I have a big correlation matrix and I want to get the column numbers of those columns with 1 in them (except the diagonal). Here is what I did that doesn't work:
# A toy example
m <- matrix(c(1,0,1,0,1,0,1,0,1), ncol = 3 , nrow = 3)
m <- m - diag(nrow(m)) #Removing 1's from the diagonal
col(m[which(m == 1)])
Is there any efficient solution for gigantic matrices?
CodePudding user response:
Base R
I'm not sure that this way is efficient for your case but you may try
cols <- c()
for (i in 1:ncol(m)){
if (any(m[,i] == 1 && !any(is.na(m[,i])))){
cols <- c(cols,i)
}
}
cols
[1] 1 3
dplyr
style
From your comment, I'll let m
as dataframe beforehand.
m <- as.data.frame(m)
n <- m %>%
dplyr::summarise(across(everything(), ~any(.x == 1) )) %>%
select_if(function(x) x == TRUE) %>%
names
which(colnames(m) %in% n)
[1] 1 3
CodePudding user response:
A solution that takes advantage of the arr.ind
argument in which()
:
# data
m <- matrix(c(1,0,1,0,1,0,1,0,1), ncol = 3 , nrow = 3)
m <- m - diag(nrow(m))
# extract array indices of those elements which are equal to 1
(idx <- which(m == 1, arr.ind = TRUE))
#> row col
#> [1,] 3 1
#> [2,] 1 3
# extract the (unique) col indices
unique(idx[, "col"])
#> [1] 1 3
# Let's test it with a bigger matrix
set.seed(1)
sample_0_1 <- sample(c(0L, 1L), size = 1e8, replace = TRUE, prob = c(0.999999, 0.000001))

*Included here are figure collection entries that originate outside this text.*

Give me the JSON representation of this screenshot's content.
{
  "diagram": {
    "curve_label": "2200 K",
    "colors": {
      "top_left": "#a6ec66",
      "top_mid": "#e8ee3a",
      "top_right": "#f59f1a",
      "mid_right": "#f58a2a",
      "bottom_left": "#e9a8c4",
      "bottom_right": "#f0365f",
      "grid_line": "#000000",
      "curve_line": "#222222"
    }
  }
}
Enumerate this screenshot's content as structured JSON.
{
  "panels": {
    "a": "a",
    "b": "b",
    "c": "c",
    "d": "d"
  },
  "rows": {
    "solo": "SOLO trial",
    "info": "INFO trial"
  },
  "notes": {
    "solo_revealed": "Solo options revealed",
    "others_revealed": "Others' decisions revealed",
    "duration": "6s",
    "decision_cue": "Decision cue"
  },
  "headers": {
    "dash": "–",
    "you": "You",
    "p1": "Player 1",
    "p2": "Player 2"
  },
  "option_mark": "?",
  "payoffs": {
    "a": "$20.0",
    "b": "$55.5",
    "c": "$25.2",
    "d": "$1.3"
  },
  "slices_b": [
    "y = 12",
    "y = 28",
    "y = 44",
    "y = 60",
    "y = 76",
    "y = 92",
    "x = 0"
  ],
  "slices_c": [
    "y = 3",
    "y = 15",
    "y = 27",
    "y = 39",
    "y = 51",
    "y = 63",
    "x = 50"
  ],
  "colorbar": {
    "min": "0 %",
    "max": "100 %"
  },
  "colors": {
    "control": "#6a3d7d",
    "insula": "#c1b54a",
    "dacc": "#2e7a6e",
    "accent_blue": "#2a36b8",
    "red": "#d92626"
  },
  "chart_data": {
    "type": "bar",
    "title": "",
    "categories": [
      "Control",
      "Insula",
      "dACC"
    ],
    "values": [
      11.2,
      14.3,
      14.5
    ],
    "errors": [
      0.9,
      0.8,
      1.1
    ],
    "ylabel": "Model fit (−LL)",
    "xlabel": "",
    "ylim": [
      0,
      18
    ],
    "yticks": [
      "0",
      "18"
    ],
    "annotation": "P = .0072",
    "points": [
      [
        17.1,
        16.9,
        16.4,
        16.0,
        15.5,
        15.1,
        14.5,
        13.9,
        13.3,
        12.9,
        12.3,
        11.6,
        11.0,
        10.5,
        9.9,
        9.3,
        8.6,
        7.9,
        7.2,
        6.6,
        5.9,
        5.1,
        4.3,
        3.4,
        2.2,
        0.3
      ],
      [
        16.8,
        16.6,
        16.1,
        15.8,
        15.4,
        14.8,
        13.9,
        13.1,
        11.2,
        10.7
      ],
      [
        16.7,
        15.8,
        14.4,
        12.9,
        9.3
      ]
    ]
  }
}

m <- matrix(sample_0_1, nrow = 1e4, ncol = 1e4)
system.time(unique(which(m == 1L, arr.ind = TRUE)[, "col"]))
#> user system elapsed
#> 0.36 0.08 0.59
Created on 2021-09-30 by the reprex package (v2.0.1)
This is probably not the best approach, but it may be good enough for your problem.